Tenslotte voor de duidelijkheid: zoals uit de gestelde vragen en de gegeven antwoorden duidelijk blijkt, verstaan we onder modellering mede het bepalen van de veroorzakers (drivers) van de kosten en functionaliteiten. In de computer zijn dit rekenfactoren of algorithmes waarmee de oorzakelijke verbanden worden aangegeven tussen een resource en het gebruik ervan in een gegeven deelproces of activiteit. Hoewel deze kennis van vitaal belang voor de modellering is, is het uiteraard niet zichtbaar in de modellen, is slechts terug te vinden in via de eigenschappen van de rekenmodules tussen de data-fields.
Om te beginnen een woordje vooraf. Ik ben al meer dan 40 jaar bezig met onderzoek naar 1) de productiviteit van bedrijfsprocessen in de zin van hoeveelheid output x kwaliteit op basis een gegeven hoeveelheid middelen (resources) en 2) in bredere zin naar het vermogen van industrieën bij te dragen tot de maatschappelijke voorbrenging.
In de zestiger jaren waren vele onderzoekers op dit gebied ervan overtuigd dat toepassing van mechanisatie en automatisering het aantal bedrijfsuren drastisch zou doen verminderen. Er werd toen gezinspeeld over de 2 á 3 dagen werkweek van maximaal 16 á 20 arbeidsuren voor iedereen die binnen 20 jaar tot stand zou komen. In vele opzichten is na 40 jaar de ontwikkeling in de omgekeerde richting geweest! Een eigen voorbeeldje: dertig jaar geleden deed ik 40 minuten om van huis naar kantoor te komen, nu neemt dezelfde rit gemiddeld anderhalf uur in beslag met uitschieters van 2 uur of meer. Dus heb ik 15 á 18 uur per week nodig om slechts in mijn arbeidsprocessen te kunnen deelnemen.

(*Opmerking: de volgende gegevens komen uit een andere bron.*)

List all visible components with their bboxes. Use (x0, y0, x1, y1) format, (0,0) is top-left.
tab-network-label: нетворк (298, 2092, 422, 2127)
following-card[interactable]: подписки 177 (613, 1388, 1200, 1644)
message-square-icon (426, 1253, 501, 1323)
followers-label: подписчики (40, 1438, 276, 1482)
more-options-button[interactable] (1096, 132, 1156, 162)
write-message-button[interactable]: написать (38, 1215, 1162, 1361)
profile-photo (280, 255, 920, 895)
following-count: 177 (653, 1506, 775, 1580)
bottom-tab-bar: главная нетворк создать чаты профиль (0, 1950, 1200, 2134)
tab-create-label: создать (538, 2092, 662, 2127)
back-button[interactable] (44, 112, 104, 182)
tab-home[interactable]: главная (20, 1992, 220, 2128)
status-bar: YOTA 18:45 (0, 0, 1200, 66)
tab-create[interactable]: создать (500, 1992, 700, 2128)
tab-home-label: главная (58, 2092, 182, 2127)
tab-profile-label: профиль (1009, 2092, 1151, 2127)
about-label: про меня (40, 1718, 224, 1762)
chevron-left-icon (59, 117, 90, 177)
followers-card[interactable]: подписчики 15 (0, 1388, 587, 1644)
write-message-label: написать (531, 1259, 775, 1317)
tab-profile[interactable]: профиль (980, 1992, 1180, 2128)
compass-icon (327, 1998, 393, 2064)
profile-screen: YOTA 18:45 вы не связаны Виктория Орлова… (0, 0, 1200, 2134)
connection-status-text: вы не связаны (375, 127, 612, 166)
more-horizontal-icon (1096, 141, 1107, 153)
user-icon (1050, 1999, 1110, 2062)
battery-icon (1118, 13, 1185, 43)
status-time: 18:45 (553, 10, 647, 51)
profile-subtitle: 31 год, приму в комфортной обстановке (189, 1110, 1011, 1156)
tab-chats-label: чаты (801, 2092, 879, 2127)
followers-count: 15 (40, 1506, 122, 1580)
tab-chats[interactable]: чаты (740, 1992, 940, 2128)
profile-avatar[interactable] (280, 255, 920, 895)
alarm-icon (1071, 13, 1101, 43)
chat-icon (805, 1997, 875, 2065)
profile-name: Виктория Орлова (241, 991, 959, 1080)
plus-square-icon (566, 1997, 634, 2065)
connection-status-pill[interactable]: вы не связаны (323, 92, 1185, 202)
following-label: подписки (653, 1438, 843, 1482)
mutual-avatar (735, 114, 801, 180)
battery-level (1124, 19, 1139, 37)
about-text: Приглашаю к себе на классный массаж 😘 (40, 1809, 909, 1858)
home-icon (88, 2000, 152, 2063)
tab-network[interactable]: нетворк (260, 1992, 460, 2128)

In de laatste 20 jaar heb ik steeds meer de opvatting postgevat dat de bijdrage die de maatschappij vooral van bedrijfskunde verlangt is productiviteitsverhoging . In sommige industrieële sectoren stijgt de productiviteit wonderwel snel (bv elektronica en software), en in andere sectoren minder (bouw, procesindustrieën, etc.) en weer andere sectoren slecht (onderwijs , logistiek, gezondheidszorg). Hieruit is een prioriteitsvolgorde voor bedrijfskundigen af te leiden.

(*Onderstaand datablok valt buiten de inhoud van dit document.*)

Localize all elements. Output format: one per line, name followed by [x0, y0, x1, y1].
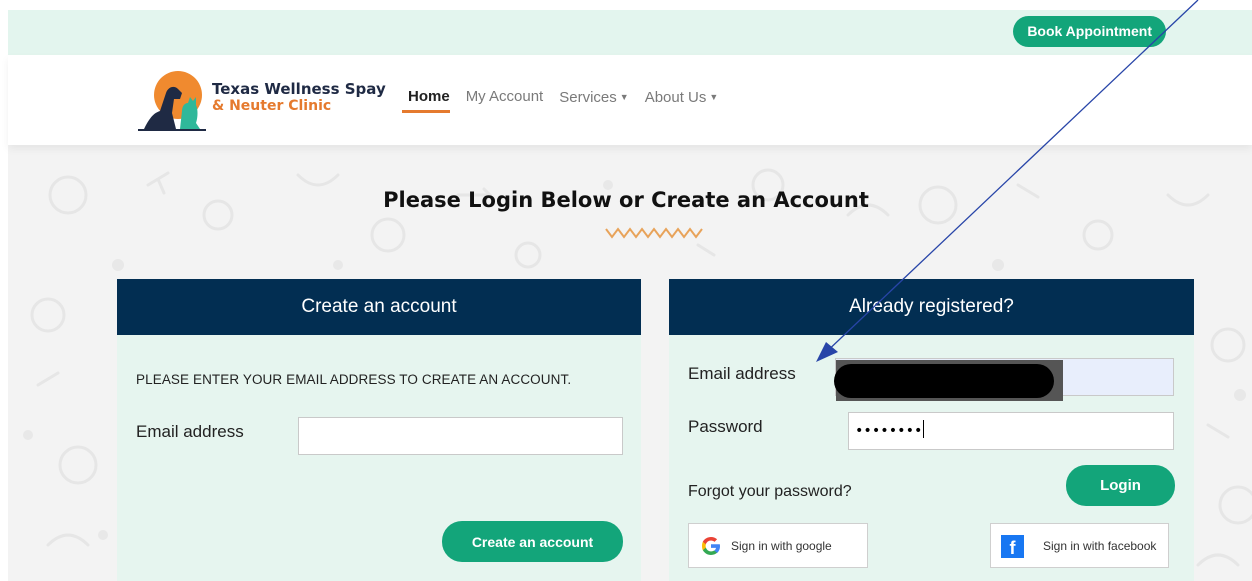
password-label: Password	[688, 417, 763, 436]
password-value: ••••••••	[855, 423, 923, 439]
site-header: Texas Wellness Spay & Neuter Clinic Home…	[8, 55, 1252, 145]
text-cursor	[923, 420, 925, 438]
login-header: Already registered?	[669, 279, 1194, 335]
caret-down-icon: ▼	[619, 92, 629, 102]
nav-home[interactable]: Home	[400, 88, 458, 112]
password-input[interactable]: ••••••••	[848, 412, 1174, 450]
caret-down-icon: ▼	[709, 92, 719, 102]
login-email-label: Email address	[688, 364, 796, 383]
nav-my-account-label: My Account	[465, 88, 544, 105]
brand-name[interactable]: Texas Wellness Spay & Neuter Clinic	[212, 81, 386, 115]
main-nav: Home My Account Services ▼ About Us ▼	[400, 88, 726, 112]
book-appointment-button[interactable]: Book Appointment	[1013, 16, 1166, 47]
login-panel: Already registered? Email address Passwo…	[669, 279, 1194, 581]
nav-home-label: Home	[408, 88, 450, 105]
create-account-header: Create an account	[117, 279, 641, 335]
nav-about-us-label: About Us	[644, 89, 707, 106]
top-bar: Book Appointment	[8, 10, 1252, 55]
google-signin-button[interactable]: Sign in with google	[688, 523, 868, 568]
facebook-signin-button[interactable]: f Sign in with facebook	[990, 523, 1169, 568]
create-account-button[interactable]: Create an account	[442, 521, 623, 562]
google-g-icon	[702, 537, 720, 555]
page-title: Please Login Below or Create an Account	[383, 188, 869, 212]
brand-line-1: Texas Wellness Spay	[212, 80, 386, 98]
brand-line-2: & Neuter Clinic	[212, 98, 332, 114]
facebook-signin-label: Sign in with facebook	[1043, 539, 1157, 553]
create-email-label: Email address	[136, 422, 244, 441]
login-button[interactable]: Login	[1066, 465, 1175, 506]
facebook-f-icon: f	[1001, 535, 1024, 558]
nav-services[interactable]: Services ▼	[551, 88, 636, 112]
create-account-instruction: PLEASE ENTER YOUR EMAIL ADDRESS TO CREAT…	[136, 372, 572, 387]
create-email-input[interactable]	[298, 417, 623, 455]
page: Book Appointment Texas Wellness Spay & N…	[0, 0, 1252, 581]
nav-services-label: Services	[559, 89, 617, 106]
redaction-mark	[834, 364, 1054, 398]
create-account-panel: Create an account PLEASE ENTER YOUR EMAI…	[117, 279, 641, 581]
dog-cat-logo[interactable]	[136, 69, 210, 133]
forgot-password-link[interactable]: Forgot your password?	[688, 483, 852, 501]
nav-active-underline	[402, 110, 450, 113]
nav-about-us[interactable]: About Us ▼	[637, 88, 727, 112]
google-signin-label: Sign in with google	[731, 539, 832, 553]
title-squiggle-decoration	[605, 227, 703, 239]
nav-my-account[interactable]: My Account	[458, 88, 552, 112]
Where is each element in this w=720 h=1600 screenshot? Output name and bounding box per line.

Mijn recente modellering activiteiten met een dimensionele database applicatie zijn gericht geweest op de laatstgenoemde groep. Ik ben eerst met logistiek begonnen. In termen van kosteneffectiviteit laten onze modellen en berekening zien dat er gemiddeld 20 á 50% verbetering (b.v. kostenverlaging bij dezelfde effectiviteit) haalbaar is met de huidige stand der technologie. Uiteraard dienen de maatregelen ter verkrijging van deze significante verbetering door de betrokken ondernemeingen zelf te worden opgepakt en ingevoerd. En hierbij stuiten wij vaak op commerciële bezwaren: de commercieële leiding is van mening dat de markt is nog niet rijp voor low-budget logistiek! Men vertaalt lagere kostprijzen direct in lagere tarieven voor de klant, want zegt men, in no-time heeft de buitenwereld door dat wij goedkoper bezig zijn en dan is de hek van de dam!. De situatie is vergelijkbaar met ruim 15 jaar geleden toen de grote Europese vliegmaatschappijen de komst van budget airlines als Ryanair en Easy Jet zo lang mogelijk tegengewerkt hebben. Het ging toen om tickets die 50% tot 65% goedkoper waren dan bij de gevestigde airlines. Hoe dit stuk geschiedenis ook zij, ik ben ervan overtuigd dat de productiviteit van logistiek wel in de komende tijd snel omhoog zal gaan, en dat de resulterende prijsverlaging uiteindelijk aan de welvaart van de maatschappij ten goede zal komen. Ik koester de hoop dat hetzelfde zal gebeuren met de overige slecht presterende sectoren.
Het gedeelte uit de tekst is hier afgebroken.